Wouldn’t it be nice to get all of these done this year? It’s probably not going to happen and that’s alright. But, pick a handful and write them on your white board. Give yourself some realistic deadlines, put together an action plan and get started. Well, once everybody’s back from vacation that is.
For more information about taking your ERM program to the next level or for help in addressing any of the areas described here, contact Eric Holmquist at Accume Partners at (856) 793-1581 or email@example.com. Visit accumepartners.com.
Good points all.
One thought – many risks have the same/similar impact, so there is an “economy of scale” arrow for the quiver.
Enterprise Risk Management practitioner
Hollywood/Fort Lauderdale FL
JohnGlennMBCI at gmail dot com
True. And developing a standard risk library as well as a control library can be very helpful to save people from reinventing the wheel when doing risk assessments, assuming that they have similar risks and controls to another area.
Great points Eric, and I would also suggest, for those who have spare time on their hands this could be a good year to upgrade the metadata on the ERM program in the ERM manual (or write one). It is also a great time to include some of the sources of review for risk identification specific to your organization such as specific process flow charts, patents,facilities or sources and uses of committed capital. Happy Not-bored New Year.

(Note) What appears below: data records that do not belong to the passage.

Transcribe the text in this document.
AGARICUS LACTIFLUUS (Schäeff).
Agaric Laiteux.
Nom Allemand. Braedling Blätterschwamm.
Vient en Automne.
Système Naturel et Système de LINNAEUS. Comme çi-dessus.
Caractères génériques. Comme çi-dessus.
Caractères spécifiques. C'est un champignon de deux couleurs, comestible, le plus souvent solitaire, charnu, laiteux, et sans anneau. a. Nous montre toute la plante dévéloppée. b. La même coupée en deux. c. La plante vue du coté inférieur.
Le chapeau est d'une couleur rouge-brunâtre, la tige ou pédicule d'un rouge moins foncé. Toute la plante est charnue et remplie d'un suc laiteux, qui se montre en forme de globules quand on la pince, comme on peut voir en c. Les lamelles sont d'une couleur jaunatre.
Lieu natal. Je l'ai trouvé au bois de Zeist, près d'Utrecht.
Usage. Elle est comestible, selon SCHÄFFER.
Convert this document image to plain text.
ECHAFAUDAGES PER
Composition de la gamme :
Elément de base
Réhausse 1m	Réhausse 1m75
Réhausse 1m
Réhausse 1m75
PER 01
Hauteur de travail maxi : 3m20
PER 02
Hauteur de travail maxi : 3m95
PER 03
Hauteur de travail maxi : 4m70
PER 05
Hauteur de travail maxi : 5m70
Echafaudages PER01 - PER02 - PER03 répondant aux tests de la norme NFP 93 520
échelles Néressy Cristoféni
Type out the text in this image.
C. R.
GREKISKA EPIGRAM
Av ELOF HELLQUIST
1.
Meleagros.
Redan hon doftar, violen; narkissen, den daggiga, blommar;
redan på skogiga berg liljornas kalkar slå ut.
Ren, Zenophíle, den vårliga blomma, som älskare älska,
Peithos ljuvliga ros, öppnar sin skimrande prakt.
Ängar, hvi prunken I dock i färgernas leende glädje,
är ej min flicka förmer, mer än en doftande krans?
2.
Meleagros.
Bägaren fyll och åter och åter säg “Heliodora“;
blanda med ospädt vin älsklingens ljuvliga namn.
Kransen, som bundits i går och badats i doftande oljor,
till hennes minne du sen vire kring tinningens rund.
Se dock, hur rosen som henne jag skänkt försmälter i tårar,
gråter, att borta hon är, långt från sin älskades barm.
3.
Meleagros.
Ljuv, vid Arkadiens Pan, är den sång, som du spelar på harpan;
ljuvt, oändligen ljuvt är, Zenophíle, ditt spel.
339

Excellent points as well. I always say you simply don’t have enough documentation.
P.S. “…spare time on their hands…” Ha, as if.
Eric, I think you’ve given risk managers their 2012 plan. I’d like to see ERM integrated with strategy at Board level. Risk appetite statements and KRI’s used to inform business planning. Only then will Board actually visualise risk management in motion.
I’d love to see that as well. Thanks for the comment.
Great points Eric,
I would add “Share your ideas publicly as a Risk Officer to increase the awareness and add more value to your work” 🙂
Thank you Alpaslan. I often say that transparency is a very good thing.